Mimo braku wizualnego potwierdzenia, w postaci widocznych chmur pary, obserwatorzy działań wulkanu Bárðarbunga zgodnie wnioskują, że doszło do wybuchu pod lodowcem Dyngjujökull, który znajduje się w północnej części lodowca Vatnajökull.
Pomiary hydrologiczne ze stacji Jökulsá Á Fjöllum, które są nietypowe od dekady, nie wykazują jednak nagłego wzrostu poziomu wody, który miałby być spowodowany topnieniem lodowca.
Sejsmolodzy zanotowali wzmożone drżenia sejsmiczne od godziny 11:18, na poziomie 1 i 1,5 Hz. Trzęsienia na takim poziomie w obecnym miejscu są wynikiem interakcji lawy z lodowcem i są podobne do tych, jakie zaobserwowano przy erupcji Fimmvörðuháls i podczas wypływu lawy przy erupcji Eyjafjallajökull.
W związku z brakiem widocznych eksplozji spowodowanych przez kolejne trzęsienia naukowcy potwierdzają, że są one wynikiem kontaktu małej ilości lawy z powierzchnią lodowca. Częstotliwość trzęsień ziemi jest tak wysoka i są one bardzo częste z tego powodu nie można dokonać wyliczeń dla pojedynczego drżenia. Sejsmolodzy zakładają, że obecne główne trzęsienia zachodzą na głębokości 5-10 kilometrów.
Stałej obserwacji poddany jest również poziom przepływu magmy. Zakłada się, że objętość magmy w grobli wynosi około 250 mln metrów sześciennych. Stacje GPS w Dyngjuháls i Kverkfjöll wykazują ciągłą deformację.

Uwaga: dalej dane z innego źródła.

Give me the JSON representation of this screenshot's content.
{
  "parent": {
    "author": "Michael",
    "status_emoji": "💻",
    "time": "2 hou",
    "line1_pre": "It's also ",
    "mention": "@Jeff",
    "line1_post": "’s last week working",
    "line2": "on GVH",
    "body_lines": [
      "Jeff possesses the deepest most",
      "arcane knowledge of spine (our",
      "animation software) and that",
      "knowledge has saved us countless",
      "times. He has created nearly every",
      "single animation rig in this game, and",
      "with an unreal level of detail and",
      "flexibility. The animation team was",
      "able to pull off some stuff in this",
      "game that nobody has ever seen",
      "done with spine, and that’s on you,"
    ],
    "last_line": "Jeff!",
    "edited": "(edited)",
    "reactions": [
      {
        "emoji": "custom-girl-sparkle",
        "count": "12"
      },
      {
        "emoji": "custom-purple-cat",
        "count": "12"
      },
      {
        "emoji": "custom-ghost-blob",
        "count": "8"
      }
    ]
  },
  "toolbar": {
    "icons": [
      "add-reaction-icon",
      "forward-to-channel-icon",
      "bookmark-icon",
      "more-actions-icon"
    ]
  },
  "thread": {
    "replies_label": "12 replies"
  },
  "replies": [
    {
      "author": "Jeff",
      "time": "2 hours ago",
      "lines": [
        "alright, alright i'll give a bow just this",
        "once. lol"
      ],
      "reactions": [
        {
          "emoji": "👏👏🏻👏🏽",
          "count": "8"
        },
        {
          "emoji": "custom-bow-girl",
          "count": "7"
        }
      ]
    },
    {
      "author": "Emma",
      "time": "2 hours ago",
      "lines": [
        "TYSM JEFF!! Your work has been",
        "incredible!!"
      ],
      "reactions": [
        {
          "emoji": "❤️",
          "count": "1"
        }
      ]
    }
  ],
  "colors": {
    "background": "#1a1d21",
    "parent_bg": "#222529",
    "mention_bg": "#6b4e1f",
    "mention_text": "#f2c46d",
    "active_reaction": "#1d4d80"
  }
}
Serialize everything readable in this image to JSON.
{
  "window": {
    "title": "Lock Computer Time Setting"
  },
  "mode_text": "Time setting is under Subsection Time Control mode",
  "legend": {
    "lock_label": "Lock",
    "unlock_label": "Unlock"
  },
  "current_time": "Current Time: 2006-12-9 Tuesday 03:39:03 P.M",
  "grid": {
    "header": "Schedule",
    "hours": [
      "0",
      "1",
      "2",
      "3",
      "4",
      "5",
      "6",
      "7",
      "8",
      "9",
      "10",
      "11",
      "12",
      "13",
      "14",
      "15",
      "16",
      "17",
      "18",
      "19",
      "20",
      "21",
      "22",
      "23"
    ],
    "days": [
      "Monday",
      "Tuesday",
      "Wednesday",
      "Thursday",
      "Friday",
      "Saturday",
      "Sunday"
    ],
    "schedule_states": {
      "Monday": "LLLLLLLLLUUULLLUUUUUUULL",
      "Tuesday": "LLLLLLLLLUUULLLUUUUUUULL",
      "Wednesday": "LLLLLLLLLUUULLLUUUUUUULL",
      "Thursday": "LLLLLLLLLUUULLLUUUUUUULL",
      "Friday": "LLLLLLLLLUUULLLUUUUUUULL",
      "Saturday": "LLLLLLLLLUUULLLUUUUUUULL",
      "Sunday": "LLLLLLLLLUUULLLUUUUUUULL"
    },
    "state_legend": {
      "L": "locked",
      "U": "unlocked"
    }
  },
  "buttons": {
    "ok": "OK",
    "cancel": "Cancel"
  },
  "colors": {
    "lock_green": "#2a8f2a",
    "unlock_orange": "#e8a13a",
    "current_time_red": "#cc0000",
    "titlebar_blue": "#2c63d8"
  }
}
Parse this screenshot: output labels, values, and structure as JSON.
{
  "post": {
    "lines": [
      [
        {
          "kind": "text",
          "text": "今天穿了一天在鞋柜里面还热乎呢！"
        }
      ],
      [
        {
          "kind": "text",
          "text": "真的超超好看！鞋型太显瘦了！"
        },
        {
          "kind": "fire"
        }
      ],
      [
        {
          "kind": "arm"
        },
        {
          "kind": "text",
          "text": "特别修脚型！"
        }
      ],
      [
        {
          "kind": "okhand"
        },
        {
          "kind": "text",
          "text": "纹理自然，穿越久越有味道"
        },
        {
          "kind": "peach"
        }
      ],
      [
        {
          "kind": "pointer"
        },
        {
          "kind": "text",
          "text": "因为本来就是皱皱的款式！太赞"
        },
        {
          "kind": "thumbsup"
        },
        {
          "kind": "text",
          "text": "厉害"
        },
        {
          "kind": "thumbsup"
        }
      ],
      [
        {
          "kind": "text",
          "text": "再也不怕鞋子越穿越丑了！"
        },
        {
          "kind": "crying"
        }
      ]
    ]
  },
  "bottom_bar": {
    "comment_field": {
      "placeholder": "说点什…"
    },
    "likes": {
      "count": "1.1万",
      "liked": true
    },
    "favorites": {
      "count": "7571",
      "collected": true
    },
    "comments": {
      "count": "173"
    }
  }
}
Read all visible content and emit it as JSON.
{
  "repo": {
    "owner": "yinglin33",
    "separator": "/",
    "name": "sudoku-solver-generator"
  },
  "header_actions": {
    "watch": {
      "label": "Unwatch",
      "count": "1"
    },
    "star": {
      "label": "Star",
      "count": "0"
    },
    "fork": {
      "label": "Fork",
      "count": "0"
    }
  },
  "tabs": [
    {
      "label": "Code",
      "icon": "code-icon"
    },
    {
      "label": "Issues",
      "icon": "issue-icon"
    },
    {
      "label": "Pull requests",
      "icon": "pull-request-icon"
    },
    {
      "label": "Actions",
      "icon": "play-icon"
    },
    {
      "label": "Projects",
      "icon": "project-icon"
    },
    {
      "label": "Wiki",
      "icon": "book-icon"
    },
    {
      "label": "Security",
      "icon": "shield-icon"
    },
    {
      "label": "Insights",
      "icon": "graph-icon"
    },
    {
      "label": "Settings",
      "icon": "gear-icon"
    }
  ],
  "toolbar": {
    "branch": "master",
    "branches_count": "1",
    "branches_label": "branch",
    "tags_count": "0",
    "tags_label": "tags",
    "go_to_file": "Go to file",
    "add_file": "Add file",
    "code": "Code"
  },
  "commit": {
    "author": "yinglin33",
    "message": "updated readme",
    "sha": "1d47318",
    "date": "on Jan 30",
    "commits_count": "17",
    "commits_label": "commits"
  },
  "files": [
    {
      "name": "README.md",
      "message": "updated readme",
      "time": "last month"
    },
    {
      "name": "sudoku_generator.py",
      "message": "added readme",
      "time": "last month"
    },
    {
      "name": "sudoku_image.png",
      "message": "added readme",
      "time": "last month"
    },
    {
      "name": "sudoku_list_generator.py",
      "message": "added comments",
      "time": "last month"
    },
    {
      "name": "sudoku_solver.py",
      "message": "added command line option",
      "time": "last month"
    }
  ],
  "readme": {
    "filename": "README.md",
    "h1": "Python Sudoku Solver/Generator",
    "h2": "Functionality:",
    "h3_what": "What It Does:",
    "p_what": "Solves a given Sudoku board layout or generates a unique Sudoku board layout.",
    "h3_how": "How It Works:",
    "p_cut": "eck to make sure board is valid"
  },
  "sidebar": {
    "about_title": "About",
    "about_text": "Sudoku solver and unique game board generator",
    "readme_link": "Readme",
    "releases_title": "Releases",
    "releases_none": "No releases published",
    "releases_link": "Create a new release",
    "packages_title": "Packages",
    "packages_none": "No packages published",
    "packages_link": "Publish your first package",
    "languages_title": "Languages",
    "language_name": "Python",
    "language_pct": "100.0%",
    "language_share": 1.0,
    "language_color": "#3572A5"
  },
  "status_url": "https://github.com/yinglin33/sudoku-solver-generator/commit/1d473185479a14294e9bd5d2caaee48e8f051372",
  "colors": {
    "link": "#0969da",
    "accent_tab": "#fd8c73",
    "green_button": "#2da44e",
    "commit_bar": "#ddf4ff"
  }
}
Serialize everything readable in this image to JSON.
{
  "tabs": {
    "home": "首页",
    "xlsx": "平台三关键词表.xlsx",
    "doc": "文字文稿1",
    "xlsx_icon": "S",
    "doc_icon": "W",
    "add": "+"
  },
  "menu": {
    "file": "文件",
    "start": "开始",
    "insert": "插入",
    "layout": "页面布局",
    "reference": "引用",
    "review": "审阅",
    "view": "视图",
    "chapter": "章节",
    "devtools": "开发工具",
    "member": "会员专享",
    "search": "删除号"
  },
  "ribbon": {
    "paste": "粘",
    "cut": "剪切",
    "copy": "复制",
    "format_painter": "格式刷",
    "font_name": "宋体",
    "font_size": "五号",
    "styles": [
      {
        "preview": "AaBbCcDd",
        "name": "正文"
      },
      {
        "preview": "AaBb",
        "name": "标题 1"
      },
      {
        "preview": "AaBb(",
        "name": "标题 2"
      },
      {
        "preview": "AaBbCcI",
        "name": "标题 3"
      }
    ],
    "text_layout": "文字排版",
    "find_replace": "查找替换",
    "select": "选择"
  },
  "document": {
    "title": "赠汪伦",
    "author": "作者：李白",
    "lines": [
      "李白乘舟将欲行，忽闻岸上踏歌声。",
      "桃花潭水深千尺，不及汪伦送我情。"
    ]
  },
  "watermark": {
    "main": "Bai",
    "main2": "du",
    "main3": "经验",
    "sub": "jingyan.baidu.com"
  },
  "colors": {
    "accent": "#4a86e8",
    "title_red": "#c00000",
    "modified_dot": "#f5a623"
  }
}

Mimo braku dokładnych danych mówiących jak duże jest zagrożenie dla obecnej sytuacji wulkanu Bárðarbunga jednostki ratownicze zostały ustawione w stan gotowości dla kodu czerwonego. Interpretacja wyników jest wyjątkowo niepewna. Możliwe, że nie dojdzie do pęknięcia lodowca pod wpływem lawy, ale sytuacja wyjaśni się dopiero w ciągu najbliższych 20 godzin.